At least, that is what it felt like to me. I actually wanted to focus on something else though. In the essay he reviews three meta-analyses of the situation, and presents their biases. While it goes unstated (or I missed it), the impression I got was that he was also supposed to be a 'neutral' voice, just looking at the data. However, he got in a bit of an X spat with Cremieux over one aspect of the essay, and in the back and the forth, he said the following,
Which is interesting, because it is bringing in a component that goes totally unanalyzed in the original essay, and yet seems profoundly important to his moral and ethical understanding of the question. Am I reading this wrong, or does Scott think that putting people in prison is the moral equivalent of torturing children?
In the original essay he did drop something that sounded weird to me, but I mostly overlooked it on my first reading,
Which seems to present the modal criminal receiving a lengthy prison sentence as a married father of 2.5 children with a stable career in the tech industry who one day randomly tripped and fell into a ten year felony conviction. Not only does it seem wildly at odds with reality, it also seems at odds with the quote above, where he seems to be saying that the average prisoner is basically retarded.
Is he just saying whatever he thinks will be most convincing depending on the context to arrive at the conclusion he has already decided is morally correct?
I do not read ACX that frequently any more, but this and the homelessness essay, both feel like pieces that 2014 Scott would have torn apart, whither Tartaria indeed.
I worked in a tech hub next to a ghetto. A large number of engineers were terrorized by a small group of young men. There were more engineers who were fit gun owning veterans than there were criminals.
The criminals were generally in poor physical condition, disorganized and not an especially impressive force.
Had the cops not been there the criminals would have been dealt with swiftly. However, the police protected them. If they stole a bike, nothing happened. If an engineer with friends shut it down, they would have had their lives ruined. The criminals didn't mind getting arrested for smaller crimes. The engineers were terrified of even getting arrested. The imbalance in the risk acceptance between tech workers and criminals completely shifted the power dynamic on the street. When they mugged a developer on the way home from work it wasn't by physically overpowering them, it essentially a game of chicken in which the developer was more afraid of going to prison. It is simply cheaper to clean up graffiti on a weekly basis than to spend an night waiting in the bushes with bats and dealing with the problem.
The justice system is too harsh toward people with a life while not being effective at keeping people who can't function of the street. Ideally the dysfunctional crowd shouldn't be punished but warehoused in a place that provides them with structure, meaning and a well balanced life. Mental asylums need to be scaled up.
I find an interesting contrast between this and a European country I visited, which shall remain nameless.
Some pickpocket stole the phone of a friend of mine but didn't prevent us from geolocating it.
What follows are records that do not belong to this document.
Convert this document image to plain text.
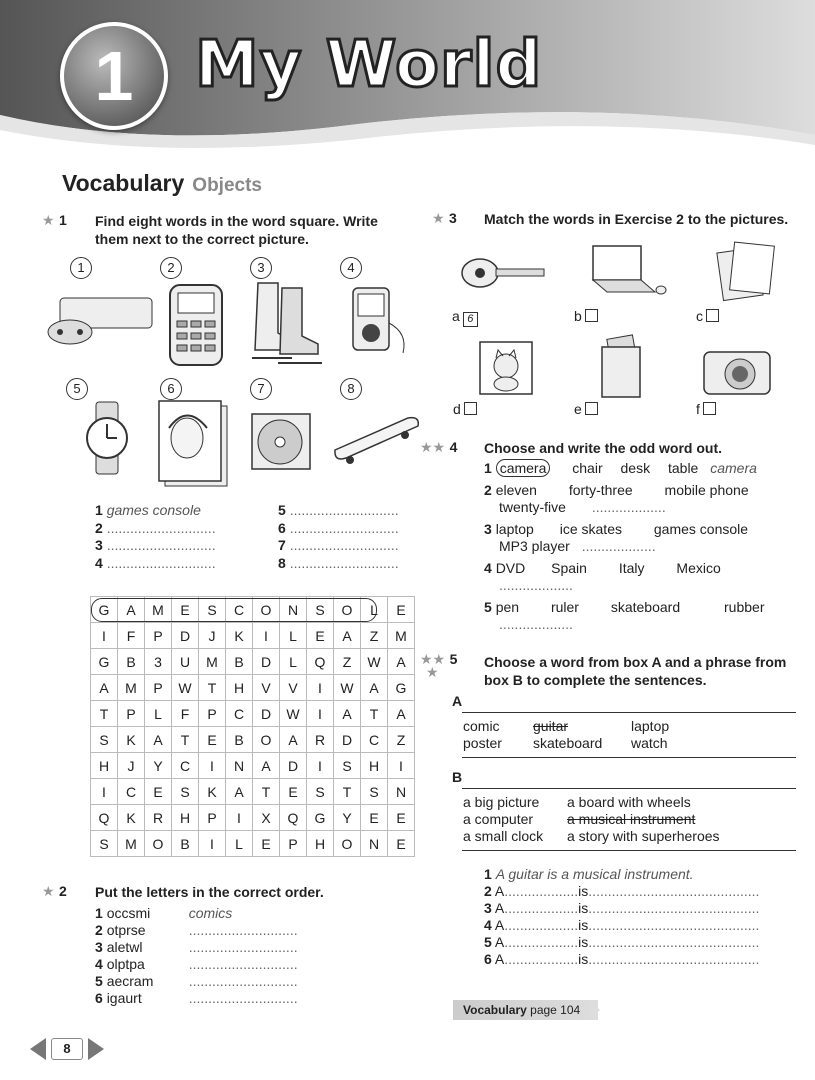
1 My World
Vocabulary Objects
★ 1 Find eight words in the word square. Write them next to the correct picture.
1	2	3	4
5	6	7	8
1 games console
2 ............................
3 ............................
4 ............................
5 ............................
6 ............................
7 ............................
8 ............................
G	A	M	E	S	C	O	N	S	O	L	E
I	F	P	D	J	K	I	L	E	A	Z	M
G	B	3	U	M	B	D	L	Q	Z	W	A
A	M	P	W	T	H	V	V	I	W	A	G
T	P	L	F	P	C	D	W	I	A	T	A
S	K	A	T	E	B	O	A	R	D	C	Z
H	J	Y	C	I	N	A	D	I	S	H	I
I	C	E	S	K	A	T	E	S	T	S	N
Q	K	R	H	P	I	X	Q	G	Y	E	E
S	M	O	B	I	L	E	P	H	O	N	E
★ 2 Put the letters in the correct order.
1 occsmi	comics
2 otprse	............................
3 aletwl	............................
4 olptpa	............................
5 aecram	............................
6 igaurt	............................
★ 3 Match the words in Exercise 2 to the pictures.
a 6	b	c
d	e	f
★★ 4 Choose and write the odd word out.
1 camera chair desk table camera
2 eleven forty-three mobile phone
twenty-five ...................
3 laptop ice skates games console
MP3 player ...................
4 DVD Spain Italy Mexico
...................
5 pen ruler skateboard	rubber
...................
★★ 5
★
Choose a word from box A and a phrase from box B to complete the sentences.
A
comic guitar	laptop
poster skateboard watch
B
a big picture a board with wheels
a computer a musical instrument
a small clock a story with superheroes
1 A guitar is a musical instrument.
2 A...................is............................................
3 A...................is............................................
4 A...................is............................................
5 A...................is............................................
6 A...................is............................................
Vocabulary page 104
8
We went to the police fully expecting the usual recording of a police report that would never amount to anything but a piece of paper for his insurance.
But no, the local policeman took the info, told us to wait in the precinct, and after an hour or so turned up with the phone and the (visibly beaten) thief, asking us what we wanted to do with him. I got the sense that we could have roughed him up ourselves without even the need for a bribe.
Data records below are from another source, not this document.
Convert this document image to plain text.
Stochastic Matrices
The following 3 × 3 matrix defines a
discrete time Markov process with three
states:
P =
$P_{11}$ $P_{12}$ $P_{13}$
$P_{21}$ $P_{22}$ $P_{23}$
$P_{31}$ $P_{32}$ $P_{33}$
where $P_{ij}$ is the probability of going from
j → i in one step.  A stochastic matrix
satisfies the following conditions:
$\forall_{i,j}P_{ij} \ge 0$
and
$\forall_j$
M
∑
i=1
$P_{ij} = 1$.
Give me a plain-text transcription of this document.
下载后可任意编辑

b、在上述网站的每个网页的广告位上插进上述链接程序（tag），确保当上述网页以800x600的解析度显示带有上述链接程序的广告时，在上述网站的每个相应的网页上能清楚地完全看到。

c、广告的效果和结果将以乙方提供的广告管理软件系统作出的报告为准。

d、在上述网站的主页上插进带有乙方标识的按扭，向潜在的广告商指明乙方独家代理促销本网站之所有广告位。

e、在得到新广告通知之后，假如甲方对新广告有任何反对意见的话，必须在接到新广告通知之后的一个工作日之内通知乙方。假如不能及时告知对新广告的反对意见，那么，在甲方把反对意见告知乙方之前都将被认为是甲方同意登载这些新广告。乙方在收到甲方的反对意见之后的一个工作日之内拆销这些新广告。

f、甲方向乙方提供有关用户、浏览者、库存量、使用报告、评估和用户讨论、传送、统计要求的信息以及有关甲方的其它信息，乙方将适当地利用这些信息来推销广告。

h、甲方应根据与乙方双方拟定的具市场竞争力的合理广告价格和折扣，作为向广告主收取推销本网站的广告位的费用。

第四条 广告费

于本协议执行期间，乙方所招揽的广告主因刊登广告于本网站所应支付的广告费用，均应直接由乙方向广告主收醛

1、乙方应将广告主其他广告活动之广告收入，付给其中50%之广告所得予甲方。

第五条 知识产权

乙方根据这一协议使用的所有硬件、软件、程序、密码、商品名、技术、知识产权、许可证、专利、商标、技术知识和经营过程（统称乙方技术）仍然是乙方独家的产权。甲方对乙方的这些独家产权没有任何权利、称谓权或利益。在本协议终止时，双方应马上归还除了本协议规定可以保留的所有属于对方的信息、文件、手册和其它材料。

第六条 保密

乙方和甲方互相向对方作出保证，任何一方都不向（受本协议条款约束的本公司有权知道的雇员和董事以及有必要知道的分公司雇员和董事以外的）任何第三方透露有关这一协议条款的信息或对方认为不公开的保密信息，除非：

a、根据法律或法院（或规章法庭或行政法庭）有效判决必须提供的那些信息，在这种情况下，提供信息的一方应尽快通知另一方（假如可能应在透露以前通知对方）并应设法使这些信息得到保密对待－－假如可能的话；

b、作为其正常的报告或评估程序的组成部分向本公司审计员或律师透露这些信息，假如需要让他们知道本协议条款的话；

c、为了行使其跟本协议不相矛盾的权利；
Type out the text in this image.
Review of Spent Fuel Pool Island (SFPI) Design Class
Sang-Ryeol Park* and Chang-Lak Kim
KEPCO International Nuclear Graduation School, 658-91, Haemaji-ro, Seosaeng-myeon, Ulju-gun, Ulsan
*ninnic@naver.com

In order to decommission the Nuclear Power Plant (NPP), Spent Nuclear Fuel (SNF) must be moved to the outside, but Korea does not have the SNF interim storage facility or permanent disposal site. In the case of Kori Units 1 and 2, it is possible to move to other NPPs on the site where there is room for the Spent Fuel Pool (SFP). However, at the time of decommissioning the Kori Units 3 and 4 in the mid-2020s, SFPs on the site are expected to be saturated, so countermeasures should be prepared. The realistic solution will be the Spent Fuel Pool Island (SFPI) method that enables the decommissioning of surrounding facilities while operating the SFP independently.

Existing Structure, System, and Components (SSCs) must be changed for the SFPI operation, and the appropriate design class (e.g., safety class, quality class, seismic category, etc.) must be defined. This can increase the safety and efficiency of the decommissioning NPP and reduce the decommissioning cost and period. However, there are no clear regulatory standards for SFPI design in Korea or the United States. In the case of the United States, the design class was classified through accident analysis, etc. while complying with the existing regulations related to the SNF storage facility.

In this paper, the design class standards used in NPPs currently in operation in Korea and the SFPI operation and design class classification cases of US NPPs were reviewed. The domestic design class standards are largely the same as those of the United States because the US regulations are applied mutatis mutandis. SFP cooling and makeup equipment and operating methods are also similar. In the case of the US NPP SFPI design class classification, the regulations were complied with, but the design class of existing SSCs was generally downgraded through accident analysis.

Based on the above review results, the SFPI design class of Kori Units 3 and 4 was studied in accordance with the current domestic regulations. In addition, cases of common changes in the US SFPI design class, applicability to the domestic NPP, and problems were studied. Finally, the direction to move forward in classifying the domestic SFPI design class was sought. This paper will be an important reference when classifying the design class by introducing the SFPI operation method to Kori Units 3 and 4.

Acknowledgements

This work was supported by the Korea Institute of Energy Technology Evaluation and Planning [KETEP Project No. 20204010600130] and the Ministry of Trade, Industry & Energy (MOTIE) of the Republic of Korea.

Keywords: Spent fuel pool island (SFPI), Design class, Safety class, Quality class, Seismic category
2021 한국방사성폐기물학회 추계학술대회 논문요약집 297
After that I never really doubted that the police having more respect for criminals than law abiding citizens is a choice.
I don't think there are many police anywhere that have more respect from criminals than citizens. It's just that different places have different rules/expectations for how criminals can be treated. Unless by "police" you're referring more broadly to the criminal justice system.
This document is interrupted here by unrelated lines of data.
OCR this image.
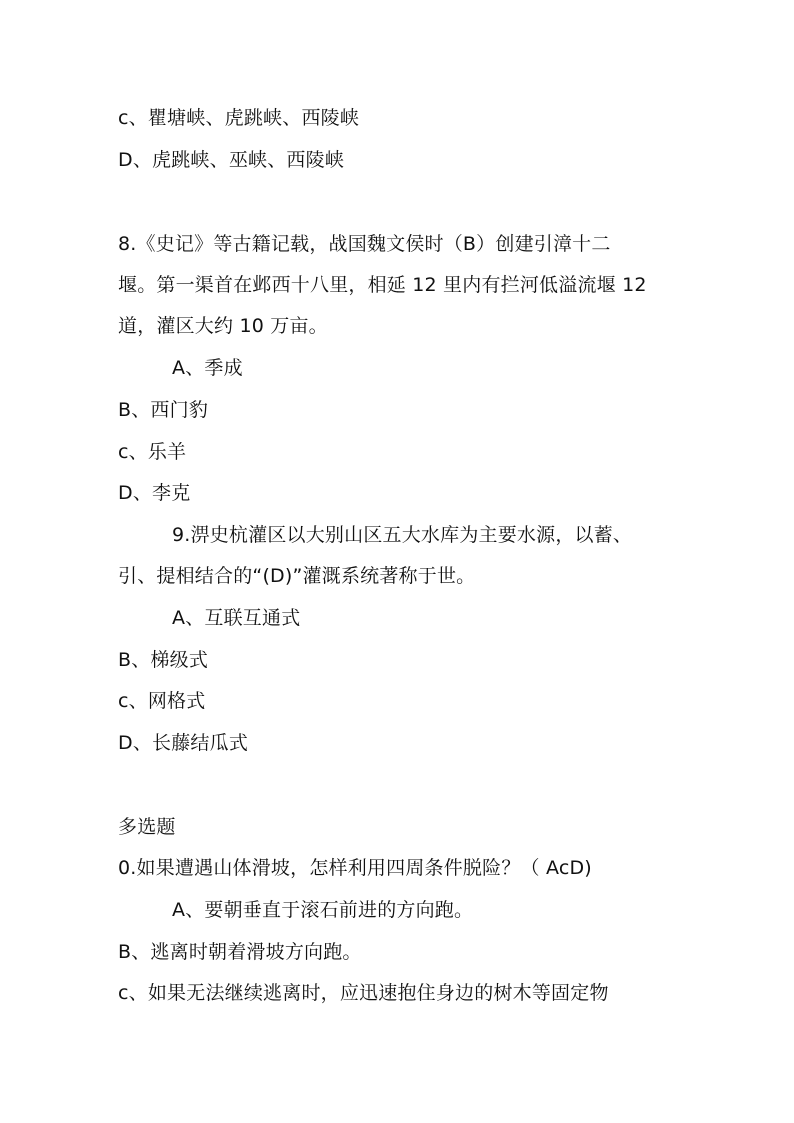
c、瞿塘峡、虎跳峡、西陵峡
D、虎跳峡、巫峡、西陵峡
8.《史记》等古籍记载，战国魏文侯时（B）创建引漳十二
堰。第一渠首在邺西十八里，相延 12 里内有拦河低溢流堰 12
道，灌区大约 10 万亩。
A、季成
B、西门豹
c、乐羊
D、李克
9.淠史杭灌区以大别山区五大水库为主要水源，以蓄、
引、提相结合的“(D)”灌溉系统著称于世。
A、互联互通式
B、梯级式
c、网格式
D、长藤结瓜式
多选题
0.如果遭遇山体滑坡，怎样利用四周条件脱险？（ AcD)
A、要朝垂直于滚石前进的方向跑。
B、逃离时朝着滑坡方向跑。
c、如果无法继续逃离时，应迅速抱住身边的树木等固定物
I'm speaking in a The Purpose Of A System Is What It Does kind of way.
I have no doubt the French policeman I talked to a few years ago cared more for me than the guy who mugged me, but in the end the guy got off with a slap on the wrist even though he was a known criminal, and I never saw my wallet again.
It didn't have to be this way. Society has chosen that my property and time is less valuable than some known criminal's freedom. And I think that's clearly dysfunctional.